Every time brawn and brain collide over beauty, a cliché is born.
Film editor-turned-director Shirish Kunder makes his debut with this brand of the love triangle. Shot extensively in New York, Jaan-E-Mann, produced by Sajid Nadiadwala and featuring Salman Khan, Akshay Kumar and Preity Zinta is scheduled for an October 20 release.
Music director Anu Malik is at helm. And here is what he has to offer:
The album, predictably, begins on a dreamy note with Humko maloom hai, a saccharine sweet melody narrating a tale of romance. While the orchestra oscillates from mellow to grand, Sonu Nigam and Sadhna Sargam delicately deliver the lyrics. The singer duo infuses freshness to an otherwise typically mushy tune.
Sonu scores in his second act as well. In this pleasant and lilting composition, Ajnabi shehar, the singer's soulful and sensitive rendition adds to the impact.
Too many cooks spoil the broth. And too many singers ruin a song. Udh jaana bro's shrieking and chaotic arrangement result in a loud and uninspiring creation. Lyrically too, Udh jaana bro is quite the disappointment with the usually free flowing poetry of Gulzar losing most of its ink. A club mix by DJ Shane doesn't excite either with its aimless percussion and scatty pace.

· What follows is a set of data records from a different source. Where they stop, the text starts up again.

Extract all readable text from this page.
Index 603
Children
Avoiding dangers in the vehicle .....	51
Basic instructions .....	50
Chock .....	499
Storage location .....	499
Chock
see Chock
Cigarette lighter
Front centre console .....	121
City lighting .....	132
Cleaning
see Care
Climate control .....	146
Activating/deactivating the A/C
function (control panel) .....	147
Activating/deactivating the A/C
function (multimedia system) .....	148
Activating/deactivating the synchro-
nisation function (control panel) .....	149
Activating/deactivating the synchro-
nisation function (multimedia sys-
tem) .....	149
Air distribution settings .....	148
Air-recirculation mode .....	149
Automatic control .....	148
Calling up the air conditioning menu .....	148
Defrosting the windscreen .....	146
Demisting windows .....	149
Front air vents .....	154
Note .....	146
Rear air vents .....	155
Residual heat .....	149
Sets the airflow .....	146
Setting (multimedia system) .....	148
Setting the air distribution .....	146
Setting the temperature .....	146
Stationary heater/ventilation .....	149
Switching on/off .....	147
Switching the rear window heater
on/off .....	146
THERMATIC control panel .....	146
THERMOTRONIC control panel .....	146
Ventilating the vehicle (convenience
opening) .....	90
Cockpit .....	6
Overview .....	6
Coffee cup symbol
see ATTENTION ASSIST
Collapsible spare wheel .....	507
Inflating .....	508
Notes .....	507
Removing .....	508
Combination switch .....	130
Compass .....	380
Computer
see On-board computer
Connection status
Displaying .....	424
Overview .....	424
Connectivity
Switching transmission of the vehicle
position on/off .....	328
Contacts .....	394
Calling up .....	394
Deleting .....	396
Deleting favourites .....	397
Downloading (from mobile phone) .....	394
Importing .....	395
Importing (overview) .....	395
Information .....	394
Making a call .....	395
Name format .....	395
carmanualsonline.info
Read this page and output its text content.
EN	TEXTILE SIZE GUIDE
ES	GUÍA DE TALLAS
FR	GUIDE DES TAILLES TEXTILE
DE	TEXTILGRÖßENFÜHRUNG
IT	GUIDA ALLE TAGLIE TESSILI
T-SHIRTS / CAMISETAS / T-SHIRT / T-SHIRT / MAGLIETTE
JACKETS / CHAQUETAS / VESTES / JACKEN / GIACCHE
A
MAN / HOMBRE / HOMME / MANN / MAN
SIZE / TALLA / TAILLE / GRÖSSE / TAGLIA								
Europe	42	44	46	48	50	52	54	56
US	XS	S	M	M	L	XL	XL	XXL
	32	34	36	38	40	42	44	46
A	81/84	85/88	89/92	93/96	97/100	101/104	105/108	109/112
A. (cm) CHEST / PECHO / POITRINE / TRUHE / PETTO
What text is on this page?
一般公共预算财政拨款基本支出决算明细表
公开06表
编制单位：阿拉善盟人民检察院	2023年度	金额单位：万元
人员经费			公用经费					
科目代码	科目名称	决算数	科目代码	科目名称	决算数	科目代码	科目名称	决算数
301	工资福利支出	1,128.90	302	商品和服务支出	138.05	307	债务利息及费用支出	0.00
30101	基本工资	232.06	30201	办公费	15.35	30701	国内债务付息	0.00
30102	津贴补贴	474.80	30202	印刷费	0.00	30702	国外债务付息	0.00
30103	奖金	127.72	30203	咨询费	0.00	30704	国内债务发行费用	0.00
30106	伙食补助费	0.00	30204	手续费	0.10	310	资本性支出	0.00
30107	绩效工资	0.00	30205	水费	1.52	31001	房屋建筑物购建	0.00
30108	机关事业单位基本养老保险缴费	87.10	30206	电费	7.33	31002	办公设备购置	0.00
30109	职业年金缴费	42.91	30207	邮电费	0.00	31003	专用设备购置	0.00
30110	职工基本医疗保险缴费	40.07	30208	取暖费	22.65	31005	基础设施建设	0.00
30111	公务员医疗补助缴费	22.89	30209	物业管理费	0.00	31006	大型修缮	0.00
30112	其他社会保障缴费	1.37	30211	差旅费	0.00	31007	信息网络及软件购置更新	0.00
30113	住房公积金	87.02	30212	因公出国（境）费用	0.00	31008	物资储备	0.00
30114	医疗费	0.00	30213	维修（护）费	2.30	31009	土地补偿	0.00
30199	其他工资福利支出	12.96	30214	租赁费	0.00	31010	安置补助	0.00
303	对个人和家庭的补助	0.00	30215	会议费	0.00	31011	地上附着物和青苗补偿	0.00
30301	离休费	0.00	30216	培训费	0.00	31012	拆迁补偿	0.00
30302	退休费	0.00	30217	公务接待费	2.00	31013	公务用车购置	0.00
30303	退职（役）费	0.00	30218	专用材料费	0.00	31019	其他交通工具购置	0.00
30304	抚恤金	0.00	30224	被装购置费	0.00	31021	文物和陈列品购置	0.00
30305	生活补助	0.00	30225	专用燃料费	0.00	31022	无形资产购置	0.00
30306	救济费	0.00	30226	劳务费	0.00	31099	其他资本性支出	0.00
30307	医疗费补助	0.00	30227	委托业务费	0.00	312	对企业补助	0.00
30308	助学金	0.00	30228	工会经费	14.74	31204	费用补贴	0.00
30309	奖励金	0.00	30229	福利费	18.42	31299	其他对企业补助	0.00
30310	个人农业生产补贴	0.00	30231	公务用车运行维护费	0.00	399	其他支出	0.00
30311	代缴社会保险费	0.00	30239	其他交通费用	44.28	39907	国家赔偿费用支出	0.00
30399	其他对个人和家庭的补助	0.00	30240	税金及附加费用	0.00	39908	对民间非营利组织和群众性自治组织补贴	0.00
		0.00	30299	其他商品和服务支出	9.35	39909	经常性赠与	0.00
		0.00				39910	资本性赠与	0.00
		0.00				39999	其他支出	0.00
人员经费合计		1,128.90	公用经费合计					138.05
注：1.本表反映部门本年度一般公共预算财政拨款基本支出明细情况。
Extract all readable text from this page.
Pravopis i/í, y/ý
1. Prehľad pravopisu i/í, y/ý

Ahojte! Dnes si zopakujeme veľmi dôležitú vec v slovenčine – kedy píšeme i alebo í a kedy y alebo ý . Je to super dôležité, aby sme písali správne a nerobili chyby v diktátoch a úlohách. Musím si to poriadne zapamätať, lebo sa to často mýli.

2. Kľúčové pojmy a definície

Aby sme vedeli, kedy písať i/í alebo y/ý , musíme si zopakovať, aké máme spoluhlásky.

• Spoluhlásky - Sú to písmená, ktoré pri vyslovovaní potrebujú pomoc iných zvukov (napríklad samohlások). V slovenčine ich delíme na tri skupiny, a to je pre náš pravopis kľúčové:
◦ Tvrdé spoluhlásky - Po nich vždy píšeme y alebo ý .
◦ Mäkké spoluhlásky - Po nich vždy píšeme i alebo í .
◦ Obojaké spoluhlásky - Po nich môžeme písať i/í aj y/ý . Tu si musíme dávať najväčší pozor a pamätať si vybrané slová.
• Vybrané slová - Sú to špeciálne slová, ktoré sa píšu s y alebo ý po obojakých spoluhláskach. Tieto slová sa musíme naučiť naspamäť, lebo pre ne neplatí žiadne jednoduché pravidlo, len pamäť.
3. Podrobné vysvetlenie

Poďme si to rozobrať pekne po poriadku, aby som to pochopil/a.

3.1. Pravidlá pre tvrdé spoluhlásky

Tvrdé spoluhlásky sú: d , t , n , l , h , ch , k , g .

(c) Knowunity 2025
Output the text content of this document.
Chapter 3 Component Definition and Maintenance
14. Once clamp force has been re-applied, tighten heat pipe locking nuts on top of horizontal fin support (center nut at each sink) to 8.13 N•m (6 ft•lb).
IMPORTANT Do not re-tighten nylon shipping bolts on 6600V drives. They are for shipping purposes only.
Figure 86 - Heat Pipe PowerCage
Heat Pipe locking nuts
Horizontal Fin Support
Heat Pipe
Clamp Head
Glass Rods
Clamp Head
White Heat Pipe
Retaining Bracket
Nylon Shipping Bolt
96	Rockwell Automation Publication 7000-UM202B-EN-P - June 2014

A sizzling qawaali is next on the menu. Jaane ke jaane na is high on song and dance, camaraderie and infectious rhythm. Off screen Sonu Nigam, Sukhwinder Singh and Krishna have a ball. On screen, one might expect Salman and Akshay to bring the house down. Though hardly innovative, DJ Shane's club remix, like every other remix, is high on acceleration.
Sau dard, which relies on the signature theme of Humko maloom hai and an attractive use of the flute, is extremely easy on the ears. DJ Shane's Groove remix of the same dramatically pumps up the tempo and is a foot tapping number.
Up next is a booming piece, which involves a bunch of people trying to convince the heroine to accept a proposal made by 'one' of the heroes. Indian Idol's Amit Sana, Rahul Vaidya and Prajakta Shukhre join Udit Narayan, Monali Thakur and Suzanne in the blaring ditty, Kubool kar le. All noise, no substance, it leaves the listener unimpressed to the core.
In a nutshell, Jaan-E-Mann fluctuates between genuine melodies and screaming item numbers.